Watching “The Nutcracker” over the holidays feels like drinking hot chocolate on a cold day — sweet, rich, familiar. It is a fairy tale once removed — a Christmas-party fantasy ornamented by a child’s ecstatic dreaming. The Richmond Ballet’s opening party scene, with courtly gentlemen, adorable children, and graceful women in gowns revealing the chiseled marble of their shoulders, sets a standard for color, light, and texture that the ballet sustains through its end.
The Richmond Symphony, as always, delivers Tchaikovsky’s music with practiced vivacity. Though we have heard it a million times before, the lush score performed live is a treat, unrolling in sparkling ribbons of sound, undistorted by shopping mall speakers. The choreography of the pas de deux by the Snow Queen and King (Lauren Fagone and Phillip Skaggs, in the cast I saw) and the Sugar Plum Fairy and her Cavalier (Valerie Tellmann and the accomplished Igor Antonov), while pretty, does not quite fulfill the music’s generous, dramatic sweep.
Casting can make or break a production whose appeal rests to some extent on the tried and true — on consistent delivery of well-loved scenes. RB made solid decisions in casting; for example, Angela Hutto and Shira Lanyi as the Spanish dancers — both gorgeous, combining technical facility with relaxed naturalism. Maggie Small as the snake, partnered with Kirk Henning in the ever-popular Arabian Dance, danced with perfect ease and luscious assurance. And all my critical faculties deserted me when Cecile Tuzzi came out as the Shepherdess with her tiny lambs.

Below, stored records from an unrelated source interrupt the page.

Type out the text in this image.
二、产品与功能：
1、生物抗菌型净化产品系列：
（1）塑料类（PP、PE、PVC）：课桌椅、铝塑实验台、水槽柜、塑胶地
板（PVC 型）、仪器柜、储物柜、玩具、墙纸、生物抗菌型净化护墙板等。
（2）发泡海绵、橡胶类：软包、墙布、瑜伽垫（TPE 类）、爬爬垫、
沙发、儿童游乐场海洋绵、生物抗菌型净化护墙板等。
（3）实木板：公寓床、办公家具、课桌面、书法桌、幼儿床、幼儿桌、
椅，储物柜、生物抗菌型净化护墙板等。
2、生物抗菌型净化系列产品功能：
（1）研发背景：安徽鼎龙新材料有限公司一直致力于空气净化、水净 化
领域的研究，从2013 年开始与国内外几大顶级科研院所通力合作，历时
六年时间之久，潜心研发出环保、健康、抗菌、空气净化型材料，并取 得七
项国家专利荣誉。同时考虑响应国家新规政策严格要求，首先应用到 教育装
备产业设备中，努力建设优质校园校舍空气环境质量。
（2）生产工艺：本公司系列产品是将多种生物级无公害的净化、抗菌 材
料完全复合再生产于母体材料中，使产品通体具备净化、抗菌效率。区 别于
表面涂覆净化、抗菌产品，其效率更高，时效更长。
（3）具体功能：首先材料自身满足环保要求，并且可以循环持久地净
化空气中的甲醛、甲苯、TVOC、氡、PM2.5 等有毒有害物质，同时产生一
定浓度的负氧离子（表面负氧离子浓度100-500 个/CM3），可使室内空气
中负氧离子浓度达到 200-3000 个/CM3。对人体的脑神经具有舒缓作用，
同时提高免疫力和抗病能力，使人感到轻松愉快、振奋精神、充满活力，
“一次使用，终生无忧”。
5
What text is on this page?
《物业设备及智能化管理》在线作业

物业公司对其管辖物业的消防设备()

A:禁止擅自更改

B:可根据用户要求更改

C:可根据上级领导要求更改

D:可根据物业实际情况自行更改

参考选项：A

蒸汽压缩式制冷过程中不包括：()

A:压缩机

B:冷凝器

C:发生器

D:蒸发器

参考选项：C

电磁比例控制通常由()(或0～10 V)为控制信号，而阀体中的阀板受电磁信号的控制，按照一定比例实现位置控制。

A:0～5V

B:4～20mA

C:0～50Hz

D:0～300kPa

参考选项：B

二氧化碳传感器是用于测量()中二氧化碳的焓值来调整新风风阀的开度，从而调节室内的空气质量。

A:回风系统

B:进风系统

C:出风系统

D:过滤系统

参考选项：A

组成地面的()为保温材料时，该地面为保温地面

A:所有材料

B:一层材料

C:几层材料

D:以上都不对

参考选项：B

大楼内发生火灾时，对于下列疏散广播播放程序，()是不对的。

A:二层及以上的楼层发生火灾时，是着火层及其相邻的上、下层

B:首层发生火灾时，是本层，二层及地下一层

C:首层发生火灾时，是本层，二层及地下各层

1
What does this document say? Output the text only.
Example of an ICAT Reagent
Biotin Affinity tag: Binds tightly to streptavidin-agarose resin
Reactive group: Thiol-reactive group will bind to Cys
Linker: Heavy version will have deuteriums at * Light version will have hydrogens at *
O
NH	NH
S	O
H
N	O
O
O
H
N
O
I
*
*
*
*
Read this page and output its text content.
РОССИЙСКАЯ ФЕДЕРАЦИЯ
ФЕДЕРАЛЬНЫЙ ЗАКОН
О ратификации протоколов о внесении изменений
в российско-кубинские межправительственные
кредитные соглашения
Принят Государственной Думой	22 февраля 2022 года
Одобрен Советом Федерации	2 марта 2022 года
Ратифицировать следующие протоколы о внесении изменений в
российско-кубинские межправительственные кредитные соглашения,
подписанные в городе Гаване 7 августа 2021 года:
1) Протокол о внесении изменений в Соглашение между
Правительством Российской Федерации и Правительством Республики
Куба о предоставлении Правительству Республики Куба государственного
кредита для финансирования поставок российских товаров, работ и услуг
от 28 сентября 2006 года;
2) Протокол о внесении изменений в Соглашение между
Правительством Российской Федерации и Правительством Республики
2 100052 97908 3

RB’s current Nutcracker — now five years old — shines brightest in its well-rehearsed ensemble work. The toys come to life and fight the mice; snowflakes whirl in the wind; flowers nod and dance around a butterfly. The ballet rests on the willing backs of children — the very young ones who play themselves at a party, or costumed as lambs, angels, rabbits; and particularly the teenaged soldiers, snowflakes, and flowers, who dance their hearts out and cover more ground than the rest of the cast combined.